Blueberries are heavily marketed as a super source of antioxidants.
The video explains, "The astounding antioxidant capacity of the wild blueberry is what first attracted modern-day scientists to study this amazing gift from mother nature."
And in supermarkets, you see the word "antioxidants" everywhere. Snapple iced tea mix boasts "antioxidants." Tropicana Orange juice says it has an "antioxidant advantage." And even this bag of chips
claims it "contains antioxidant power."
Dr. John Santa with Consumer Reports says, "Antioxidants are beneficial. They block the action of free radicals, which can damage healthy cells in your body and contribute to heart disease, cancer, and other illnesses."
But Consumer Reports' health experts say don't be taken in by packaged foods touting antioxidants.

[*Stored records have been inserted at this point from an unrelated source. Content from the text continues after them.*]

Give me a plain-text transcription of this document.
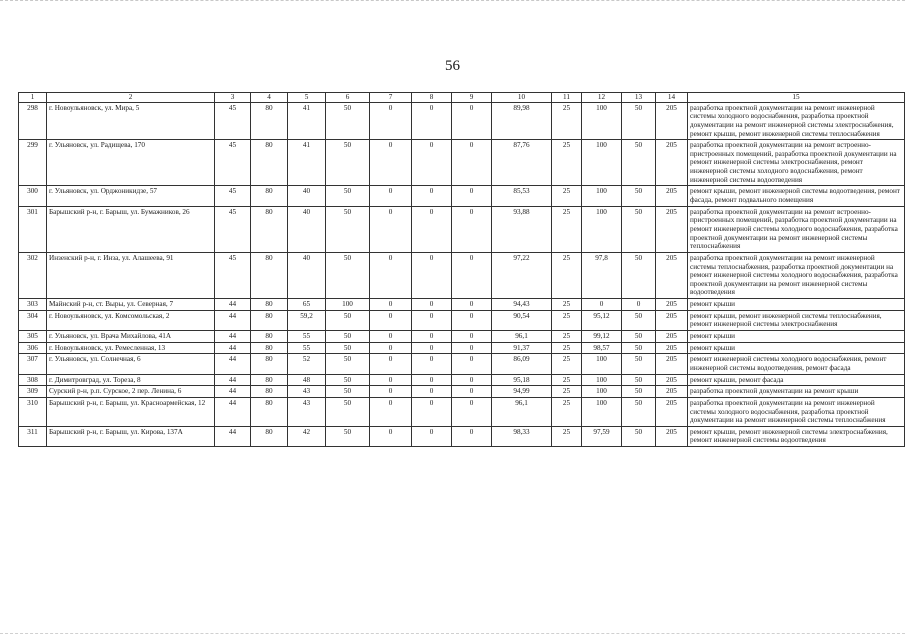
56
1	2	3	4	5	6	7	8	9	10	11	12	13	14	15
298	г. Новоульяновск, ул. Мира, 5	45	80	41	50	0	0	0	89,98	25	100	50	205	разработка проектной документации на ремонт инженерной системы холодного водоснабжения, разработка проектной документации на ремонт инженерной системы электроснабжения, ремонт крыши, ремонт инженерной системы теплоснабжения
299	г. Ульяновск, ул. Радищева, 170	45	80	41	50	0	0	0	87,76	25	100	50	205	разработка проектной документации на ремонт встроенно-пристроенных помещений, разработка проектной документации на ремонт инженерной системы электроснабжения, ремонт инженерной системы холодного водоснабжения, ремонт инженерной системы водоотведения
300	г. Ульяновск, ул. Орджоникидзе, 57	45	80	40	50	0	0	0	85,53	25	100	50	205	ремонт крыши, ремонт инженерной системы водоотведения, ремонт фасада, ремонт подвального помещения
301	Барышский р-н, г. Барыш, ул. Бумажников, 26	45	80	40	50	0	0	0	93,88	25	100	50	205	разработка проектной документации на ремонт встроенно-пристроенных помещений, разработка проектной документации на ремонт инженерной системы холодного водоснабжения, разработка проектной документации на ремонт инженерной системы теплоснабжения
302	Инзенский р-н, г. Инза, ул. Алашеева, 91	45	80	40	50	0	0	0	97,22	25	97,8	50	205	разработка проектной документации на ремонт инженерной системы теплоснабжения, разработка проектной документации на ремонт инженерной системы холодного водоснабжения, разработка проектной документации на ремонт инженерной системы водоотведения
303	Майнский р-н, ст. Выры, ул. Северная, 7	44	80	65	100	0	0	0	94,43	25	0	0	205	ремонт крыши
304	г. Новоульяновск, ул. Комсомольская, 2	44	80	59,2	50	0	0	0	90,54	25	95,12	50	205	ремонт крыши, ремонт инженерной системы теплоснабжения, ремонт инженерной системы электроснабжения
305	г. Ульяновск, ул. Врача Михайлова, 41А	44	80	55	50	0	0	0	96,1	25	99,12	50	205	ремонт крыши
306	г. Новоульяновск, ул. Ремесленная, 13	44	80	55	50	0	0	0	91,37	25	98,57	50	205	ремонт крыши
307	г. Ульяновск, ул. Солнечная, 6	44	80	52	50	0	0	0	86,09	25	100	50	205	ремонт инженерной системы холодного водоснабжения, ремонт инженерной системы водоотведения, ремонт фасада
308	г. Димитровград, ул. Тореза, 8	44	80	48	50	0	0	0	95,18	25	100	50	205	ремонт крыши, ремонт фасада
309	Сурский р-н, р.п. Сурское, 2 пер. Ленина, 6	44	80	43	50	0	0	0	94,99	25	100	50	205	разработка проектной документации на ремонт крыши
310	Барышский р-н, г. Барыш, ул. Красноармейская, 12	44	80	43	50	0	0	0	96,1	25	100	50	205	разработка проектной документации на ремонт инженерной системы холодного водоснабжения, разработка проектной документации на ремонт инженерной системы теплоснабжения
311	Барышский р-н, г. Барыш, ул. Кирова, 137А	44	80	42	50	0	0	0	98,33	25	97,59	50	205	ремонт крыши, ремонт инженерной системы электроснабжения, ремонт инженерной системы водоотведения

Gayle Williams with Consumer Reports explains, "A manufacturer can add antioxidants to food, but that doesn't mean it's a good source for what you need."
Take Kellogg's FiberPlus bars that say they are "rich in antioxidants, Vitamin E, and Zinc."
Gayle says, "You can get more vitamin E from just once ounce of almonds, and you can get more zinc from just three ounces of lean beef."
And should you really focus on wild blueberries? Are they the "number one antioxidant fruit?"
Gayle says, "There is no one antioxidant 'superfood.' The best thing to do is eat a wide variety of foods that are naturally rich in antioxidants, like fruits, vegetables, and whole grains. Those will give you the biggest benefit."
As for antioxidant supplements, Consumer Reports says clinical trials of supplemental antioxidants haven't shown much real benefit.
Some even suggest some supplements could be harmful. So stick with food to get your antioxidants.